The nontraditional risk factors include in this recommendation are high sensitivity C reactive protein (hs-CRP), ankle brachial index (ABI), leukocyte count, fasting blood glucose level, periodontal disease, carotid intima-media thickness (carotid IMT), coronary artery calcification (CAC) score on electron beam computed tomography (EBCT), homocystein level and lipoprotein(a) level.
2010 Practice Guidelines, Assessment of Cardiovascular Risk in Asymptomatic Adults
The guidelines indicate the measurement of carotid artery IMT is reasonable for assessment of cardiovascular risk assessment in asymptomatic adults at intermediate risk. The guidelines note an increased CIMT reading may be used as a guide in determining clinical utility, but evidence has not demonstrated improvements in outcomes when incorporating CIMT measurement into treatment decision making. Additionally, the guidelines state “clinical tools integrating carotid IMT within global risk scoring system are not available. The incremental value of carotid IMT and cost effectiveness beyond that available from standard risk assessments to improve overall patient outcomes is not established.”
Carotid IMT is not recommended for routine measurement in clinical practice for risk assessment for first atherosclerotic cardiovascular disease (ASCVD) event.
In February 2003, SonoCalc® (SonoSite) was cleared for marketing by the U.S. Food and Drug Administration (FDA) through the 510(k) process. The FDA determined that this software was substantially equivalent to existing image display products for use in the automatic measurement of the IMT of the carotid artery from images obtained from ultrasound systems. Subsequently, several other devices have been approved through the 510(k) process.
Ultrasonographic measurement of carotid artery intima-media thickness (CIMT) as a technique of identifying subclinical atherosclerosis is considered investigational for use in the screening, diagnosis, or management of atherosclerotic disease.
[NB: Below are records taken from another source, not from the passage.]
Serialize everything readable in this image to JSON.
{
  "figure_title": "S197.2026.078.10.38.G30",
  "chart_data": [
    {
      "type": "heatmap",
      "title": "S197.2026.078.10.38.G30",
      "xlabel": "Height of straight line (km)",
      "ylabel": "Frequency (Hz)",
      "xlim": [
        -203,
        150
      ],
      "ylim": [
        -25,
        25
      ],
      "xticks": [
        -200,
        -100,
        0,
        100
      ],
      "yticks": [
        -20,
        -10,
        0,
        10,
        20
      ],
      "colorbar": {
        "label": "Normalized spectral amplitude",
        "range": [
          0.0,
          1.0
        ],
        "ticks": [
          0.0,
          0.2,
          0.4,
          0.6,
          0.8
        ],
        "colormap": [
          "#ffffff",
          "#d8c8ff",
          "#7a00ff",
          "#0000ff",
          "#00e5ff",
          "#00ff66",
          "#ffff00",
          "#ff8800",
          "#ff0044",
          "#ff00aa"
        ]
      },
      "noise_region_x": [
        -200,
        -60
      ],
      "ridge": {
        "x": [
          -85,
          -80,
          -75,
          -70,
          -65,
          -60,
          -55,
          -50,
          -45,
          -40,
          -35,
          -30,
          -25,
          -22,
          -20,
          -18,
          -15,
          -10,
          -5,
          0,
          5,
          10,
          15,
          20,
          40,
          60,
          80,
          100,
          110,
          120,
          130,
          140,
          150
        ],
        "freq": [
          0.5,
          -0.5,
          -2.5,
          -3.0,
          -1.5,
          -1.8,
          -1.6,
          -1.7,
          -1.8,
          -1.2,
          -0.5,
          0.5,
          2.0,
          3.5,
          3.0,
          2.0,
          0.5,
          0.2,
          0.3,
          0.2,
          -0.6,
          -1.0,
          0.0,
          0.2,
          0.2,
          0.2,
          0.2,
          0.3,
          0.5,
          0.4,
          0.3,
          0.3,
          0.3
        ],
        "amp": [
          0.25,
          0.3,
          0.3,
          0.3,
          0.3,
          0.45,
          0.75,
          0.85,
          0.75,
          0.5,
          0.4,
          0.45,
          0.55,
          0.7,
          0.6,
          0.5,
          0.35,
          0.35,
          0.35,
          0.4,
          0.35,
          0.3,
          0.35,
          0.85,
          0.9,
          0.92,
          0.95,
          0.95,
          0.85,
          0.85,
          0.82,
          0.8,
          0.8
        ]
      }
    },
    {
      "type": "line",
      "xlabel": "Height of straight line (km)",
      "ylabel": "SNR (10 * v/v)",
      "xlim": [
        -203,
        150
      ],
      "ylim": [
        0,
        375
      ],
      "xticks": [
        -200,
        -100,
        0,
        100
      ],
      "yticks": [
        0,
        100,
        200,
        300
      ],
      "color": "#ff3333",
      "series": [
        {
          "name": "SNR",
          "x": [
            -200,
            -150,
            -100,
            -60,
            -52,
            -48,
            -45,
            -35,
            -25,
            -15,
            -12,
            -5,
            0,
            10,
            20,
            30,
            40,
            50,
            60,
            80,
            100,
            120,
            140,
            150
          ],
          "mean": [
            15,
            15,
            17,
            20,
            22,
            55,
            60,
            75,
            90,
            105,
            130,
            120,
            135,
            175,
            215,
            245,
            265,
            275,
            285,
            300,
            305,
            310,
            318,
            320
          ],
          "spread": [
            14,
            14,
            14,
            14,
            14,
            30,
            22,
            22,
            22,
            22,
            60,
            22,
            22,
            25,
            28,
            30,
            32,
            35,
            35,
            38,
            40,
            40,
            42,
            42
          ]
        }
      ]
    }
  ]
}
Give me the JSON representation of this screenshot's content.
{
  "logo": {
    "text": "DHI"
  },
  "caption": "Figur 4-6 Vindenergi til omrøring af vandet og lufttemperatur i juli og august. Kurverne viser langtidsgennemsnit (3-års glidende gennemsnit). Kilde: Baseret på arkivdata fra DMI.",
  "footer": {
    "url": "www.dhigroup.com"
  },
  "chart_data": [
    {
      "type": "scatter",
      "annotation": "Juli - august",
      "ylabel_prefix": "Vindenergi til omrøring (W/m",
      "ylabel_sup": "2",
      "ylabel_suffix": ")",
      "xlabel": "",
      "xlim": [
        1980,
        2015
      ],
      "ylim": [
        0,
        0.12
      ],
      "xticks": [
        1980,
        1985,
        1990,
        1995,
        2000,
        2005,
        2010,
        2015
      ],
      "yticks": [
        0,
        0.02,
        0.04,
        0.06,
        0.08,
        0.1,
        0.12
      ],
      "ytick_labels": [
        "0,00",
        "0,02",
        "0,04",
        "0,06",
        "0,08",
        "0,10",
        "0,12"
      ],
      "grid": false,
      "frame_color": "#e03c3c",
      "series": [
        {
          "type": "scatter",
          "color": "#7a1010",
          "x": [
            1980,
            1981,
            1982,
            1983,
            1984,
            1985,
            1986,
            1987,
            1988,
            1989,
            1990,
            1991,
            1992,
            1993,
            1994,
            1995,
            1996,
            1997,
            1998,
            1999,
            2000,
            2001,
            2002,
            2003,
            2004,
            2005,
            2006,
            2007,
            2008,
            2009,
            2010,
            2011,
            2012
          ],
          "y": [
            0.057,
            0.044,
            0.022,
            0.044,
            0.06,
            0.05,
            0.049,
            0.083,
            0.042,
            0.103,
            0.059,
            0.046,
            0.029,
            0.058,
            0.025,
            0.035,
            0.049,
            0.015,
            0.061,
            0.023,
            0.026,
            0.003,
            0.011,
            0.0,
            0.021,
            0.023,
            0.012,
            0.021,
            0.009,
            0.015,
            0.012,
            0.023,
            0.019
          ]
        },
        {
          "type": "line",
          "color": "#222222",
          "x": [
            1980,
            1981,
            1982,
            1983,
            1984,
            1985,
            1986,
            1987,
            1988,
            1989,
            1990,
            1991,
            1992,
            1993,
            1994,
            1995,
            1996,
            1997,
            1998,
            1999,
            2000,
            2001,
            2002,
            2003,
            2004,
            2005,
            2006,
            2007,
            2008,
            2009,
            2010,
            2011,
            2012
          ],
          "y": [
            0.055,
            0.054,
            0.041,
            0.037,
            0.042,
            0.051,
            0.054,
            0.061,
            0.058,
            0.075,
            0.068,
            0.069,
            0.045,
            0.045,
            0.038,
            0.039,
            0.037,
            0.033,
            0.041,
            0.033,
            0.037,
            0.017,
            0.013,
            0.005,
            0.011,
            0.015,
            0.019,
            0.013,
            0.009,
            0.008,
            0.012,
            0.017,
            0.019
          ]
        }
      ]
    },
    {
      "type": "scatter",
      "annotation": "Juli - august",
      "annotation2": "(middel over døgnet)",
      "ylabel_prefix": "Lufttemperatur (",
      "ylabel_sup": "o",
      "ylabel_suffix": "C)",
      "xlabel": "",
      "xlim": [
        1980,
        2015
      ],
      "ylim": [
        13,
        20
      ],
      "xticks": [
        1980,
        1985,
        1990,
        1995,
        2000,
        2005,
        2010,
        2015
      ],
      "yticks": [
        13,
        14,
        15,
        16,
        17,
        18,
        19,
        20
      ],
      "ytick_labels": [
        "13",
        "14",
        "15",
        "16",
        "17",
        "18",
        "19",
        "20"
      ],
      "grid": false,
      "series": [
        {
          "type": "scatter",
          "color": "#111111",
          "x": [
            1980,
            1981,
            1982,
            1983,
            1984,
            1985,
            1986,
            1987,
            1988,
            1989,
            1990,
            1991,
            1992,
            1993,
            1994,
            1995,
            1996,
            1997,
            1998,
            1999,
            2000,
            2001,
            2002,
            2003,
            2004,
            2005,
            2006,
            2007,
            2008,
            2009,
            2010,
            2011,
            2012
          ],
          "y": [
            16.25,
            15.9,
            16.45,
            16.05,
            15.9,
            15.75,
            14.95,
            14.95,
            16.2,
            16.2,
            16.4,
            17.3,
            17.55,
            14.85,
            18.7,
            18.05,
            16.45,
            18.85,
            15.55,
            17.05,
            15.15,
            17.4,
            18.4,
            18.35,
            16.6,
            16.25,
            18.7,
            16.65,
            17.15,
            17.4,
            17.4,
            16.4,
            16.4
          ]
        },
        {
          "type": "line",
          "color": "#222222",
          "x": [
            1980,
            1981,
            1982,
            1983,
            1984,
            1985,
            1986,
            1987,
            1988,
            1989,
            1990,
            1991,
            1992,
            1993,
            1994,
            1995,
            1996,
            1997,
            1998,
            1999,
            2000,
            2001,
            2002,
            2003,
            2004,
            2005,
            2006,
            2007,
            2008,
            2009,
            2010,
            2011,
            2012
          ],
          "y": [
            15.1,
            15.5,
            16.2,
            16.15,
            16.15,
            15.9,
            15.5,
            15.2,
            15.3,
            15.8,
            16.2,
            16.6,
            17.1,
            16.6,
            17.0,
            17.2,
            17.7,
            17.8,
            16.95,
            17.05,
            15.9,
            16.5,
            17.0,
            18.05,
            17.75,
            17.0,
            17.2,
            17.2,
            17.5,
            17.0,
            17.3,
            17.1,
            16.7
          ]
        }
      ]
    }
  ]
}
Based on peer reviewed medical literature the available studies do not define how the use of CIMT in clinical practice improves outcomes. Also, there is no scientific literature that directly tests the hypothesis that measurement of CIMT results in improved patient outcomes and no specific guidance on how measurements of CIMT should be incorporated into risk assessment and risk management. The existing evidence is insufficient to determine the impact of this technology on net health outcomes. Therefore, carotid intima-media thickness (CIMT) is considered investigational for the use in the screening, diagnosis or management of atherosclerotic disease.